The Gisselquist co-author with whom I spoke told me his personal belief was that 20% to 30% (not 60%) of African HIV might be transmitted through unsafe medical practices. My own belief (based on many years of studying African epidemiological surveys) is that parenteral spread may have increased in importance since the start of the epidemic, and that nowadays it might cause between 10% and 20% of new infections. I would certainly defend the principle of debating such issues, for public health decisions must be based on sound information and data. And by all means let us fight to improve the quality of medical care and condom provision in Africa and elsewhere, and thereby hopefully reduce the transmission of HIV and other pathogens (whether by dirty needles, or unprotected sex). But most of those who have studied the African epidemic at close range believe that it is Gisselquist’s estimates that are speculative, and that some of his public utterances are simply irresponsible, given how many people are eager to hear, dying to hear, that unprotected sex is not that dangerous.

Of course, the more publicity that is given to claims that dirty needles are responsible for most of the HIV spread in Africa, the easier it becomes to promote the idea that dirty needles might also have sparked the epidemic.

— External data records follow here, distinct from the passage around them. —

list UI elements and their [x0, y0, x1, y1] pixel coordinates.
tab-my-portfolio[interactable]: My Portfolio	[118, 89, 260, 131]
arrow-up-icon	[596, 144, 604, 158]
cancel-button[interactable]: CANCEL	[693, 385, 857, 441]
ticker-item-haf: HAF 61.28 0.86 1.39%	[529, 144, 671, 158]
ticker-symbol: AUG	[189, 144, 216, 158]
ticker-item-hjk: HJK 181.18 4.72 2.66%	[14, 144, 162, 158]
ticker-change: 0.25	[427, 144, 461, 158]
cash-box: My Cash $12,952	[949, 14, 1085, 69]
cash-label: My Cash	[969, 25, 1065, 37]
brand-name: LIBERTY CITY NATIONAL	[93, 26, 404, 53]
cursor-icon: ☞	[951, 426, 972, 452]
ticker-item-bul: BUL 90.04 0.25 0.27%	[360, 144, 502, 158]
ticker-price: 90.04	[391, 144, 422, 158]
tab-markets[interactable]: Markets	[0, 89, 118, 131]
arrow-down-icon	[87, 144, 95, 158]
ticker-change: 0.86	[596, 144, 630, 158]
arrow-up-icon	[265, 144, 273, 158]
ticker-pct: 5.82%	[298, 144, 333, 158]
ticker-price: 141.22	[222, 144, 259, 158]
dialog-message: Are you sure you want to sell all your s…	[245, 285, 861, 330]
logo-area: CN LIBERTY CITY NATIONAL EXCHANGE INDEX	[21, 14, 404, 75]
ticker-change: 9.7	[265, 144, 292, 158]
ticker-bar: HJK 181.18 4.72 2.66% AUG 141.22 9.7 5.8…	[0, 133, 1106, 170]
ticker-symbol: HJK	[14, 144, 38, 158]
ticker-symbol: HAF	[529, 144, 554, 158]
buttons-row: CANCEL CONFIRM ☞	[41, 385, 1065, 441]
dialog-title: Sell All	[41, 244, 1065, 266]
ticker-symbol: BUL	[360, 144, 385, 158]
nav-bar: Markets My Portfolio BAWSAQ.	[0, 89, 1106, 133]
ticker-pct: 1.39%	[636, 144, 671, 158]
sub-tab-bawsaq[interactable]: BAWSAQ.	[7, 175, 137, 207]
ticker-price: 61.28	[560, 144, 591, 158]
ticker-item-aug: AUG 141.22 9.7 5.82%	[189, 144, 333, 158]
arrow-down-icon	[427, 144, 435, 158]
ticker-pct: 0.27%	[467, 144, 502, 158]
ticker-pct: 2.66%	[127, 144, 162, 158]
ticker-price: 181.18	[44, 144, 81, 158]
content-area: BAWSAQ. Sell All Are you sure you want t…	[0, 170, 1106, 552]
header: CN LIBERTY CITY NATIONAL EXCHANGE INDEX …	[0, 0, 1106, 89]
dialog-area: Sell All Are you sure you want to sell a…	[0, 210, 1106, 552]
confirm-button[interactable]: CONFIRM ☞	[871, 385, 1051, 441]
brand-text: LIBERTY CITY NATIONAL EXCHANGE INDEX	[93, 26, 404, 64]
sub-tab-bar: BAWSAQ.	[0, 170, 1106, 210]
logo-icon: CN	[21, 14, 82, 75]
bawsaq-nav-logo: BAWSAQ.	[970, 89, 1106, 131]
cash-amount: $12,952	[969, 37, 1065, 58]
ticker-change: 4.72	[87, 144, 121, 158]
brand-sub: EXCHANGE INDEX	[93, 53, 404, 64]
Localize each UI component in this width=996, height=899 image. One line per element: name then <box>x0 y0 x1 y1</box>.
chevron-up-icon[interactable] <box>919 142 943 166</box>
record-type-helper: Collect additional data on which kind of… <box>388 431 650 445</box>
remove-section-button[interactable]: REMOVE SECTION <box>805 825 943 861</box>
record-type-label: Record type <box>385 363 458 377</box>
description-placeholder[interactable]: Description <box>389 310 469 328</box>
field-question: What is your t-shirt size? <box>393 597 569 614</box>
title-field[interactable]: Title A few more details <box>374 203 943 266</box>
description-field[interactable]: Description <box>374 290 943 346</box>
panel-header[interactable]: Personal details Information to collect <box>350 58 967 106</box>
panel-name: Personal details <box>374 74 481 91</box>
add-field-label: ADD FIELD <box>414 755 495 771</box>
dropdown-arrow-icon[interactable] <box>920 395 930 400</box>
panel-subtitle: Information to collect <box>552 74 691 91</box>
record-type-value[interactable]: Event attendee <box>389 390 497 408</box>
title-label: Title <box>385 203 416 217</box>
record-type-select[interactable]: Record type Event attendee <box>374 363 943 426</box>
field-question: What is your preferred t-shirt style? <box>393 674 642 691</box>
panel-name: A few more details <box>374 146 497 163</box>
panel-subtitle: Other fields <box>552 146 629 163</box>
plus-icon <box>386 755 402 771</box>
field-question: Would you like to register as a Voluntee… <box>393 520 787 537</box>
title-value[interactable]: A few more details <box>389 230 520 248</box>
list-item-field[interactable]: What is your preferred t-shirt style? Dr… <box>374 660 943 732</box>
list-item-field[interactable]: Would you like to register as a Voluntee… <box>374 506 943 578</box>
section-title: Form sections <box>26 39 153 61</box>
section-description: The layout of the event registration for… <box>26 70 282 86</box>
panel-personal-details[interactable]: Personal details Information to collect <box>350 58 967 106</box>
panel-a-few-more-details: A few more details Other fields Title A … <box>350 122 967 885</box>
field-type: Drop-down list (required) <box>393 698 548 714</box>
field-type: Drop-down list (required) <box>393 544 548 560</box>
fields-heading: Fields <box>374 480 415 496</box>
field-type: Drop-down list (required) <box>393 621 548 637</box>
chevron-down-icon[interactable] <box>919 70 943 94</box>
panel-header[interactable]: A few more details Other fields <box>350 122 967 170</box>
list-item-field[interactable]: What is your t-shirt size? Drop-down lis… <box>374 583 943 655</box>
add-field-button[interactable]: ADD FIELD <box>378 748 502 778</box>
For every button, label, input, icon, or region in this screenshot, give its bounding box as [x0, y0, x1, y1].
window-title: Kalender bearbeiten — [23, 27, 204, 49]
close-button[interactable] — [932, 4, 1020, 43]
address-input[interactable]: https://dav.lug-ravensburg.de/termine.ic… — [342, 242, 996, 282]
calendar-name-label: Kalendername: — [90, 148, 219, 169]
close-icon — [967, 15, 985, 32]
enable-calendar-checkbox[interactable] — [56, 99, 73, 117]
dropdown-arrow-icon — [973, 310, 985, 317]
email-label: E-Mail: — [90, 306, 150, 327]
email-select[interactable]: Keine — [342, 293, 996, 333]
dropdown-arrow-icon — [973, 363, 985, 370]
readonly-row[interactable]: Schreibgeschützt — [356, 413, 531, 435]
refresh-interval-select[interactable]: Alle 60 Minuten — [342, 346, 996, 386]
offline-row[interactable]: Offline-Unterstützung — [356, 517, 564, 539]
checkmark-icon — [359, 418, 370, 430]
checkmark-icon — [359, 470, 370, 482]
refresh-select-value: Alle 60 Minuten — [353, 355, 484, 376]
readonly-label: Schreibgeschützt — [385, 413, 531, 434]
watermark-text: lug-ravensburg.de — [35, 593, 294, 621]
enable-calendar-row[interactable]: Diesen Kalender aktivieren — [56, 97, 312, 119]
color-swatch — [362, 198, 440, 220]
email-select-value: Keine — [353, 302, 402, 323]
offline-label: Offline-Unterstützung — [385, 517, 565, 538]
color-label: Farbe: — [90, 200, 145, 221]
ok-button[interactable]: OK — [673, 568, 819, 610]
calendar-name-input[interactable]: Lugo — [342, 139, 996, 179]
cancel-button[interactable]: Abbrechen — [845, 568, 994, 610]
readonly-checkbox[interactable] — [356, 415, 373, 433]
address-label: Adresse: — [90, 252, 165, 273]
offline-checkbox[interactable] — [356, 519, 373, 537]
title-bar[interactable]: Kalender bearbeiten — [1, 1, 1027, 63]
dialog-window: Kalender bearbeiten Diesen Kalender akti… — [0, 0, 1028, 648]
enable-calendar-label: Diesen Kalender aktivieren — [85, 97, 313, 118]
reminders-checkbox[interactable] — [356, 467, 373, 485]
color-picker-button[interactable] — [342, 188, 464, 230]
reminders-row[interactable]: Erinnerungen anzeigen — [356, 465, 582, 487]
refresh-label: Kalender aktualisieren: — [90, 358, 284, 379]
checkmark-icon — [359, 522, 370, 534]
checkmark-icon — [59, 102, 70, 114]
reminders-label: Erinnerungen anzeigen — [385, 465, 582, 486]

And there is clearly some linkage between the two theories, for one of Gisselquist’s co-authors is Ernest Drucker.

What is undeniable is that over the last two or three years a substantial body of scientists and medics, many from the USA, seem to be keen to promote an explanation for the origin of AIDS that, though avowedly iatrogenic, caused by the actions of physicians, involves no specific individuals or governments. No names, no scandal. Nobody held to account. No lawsuits.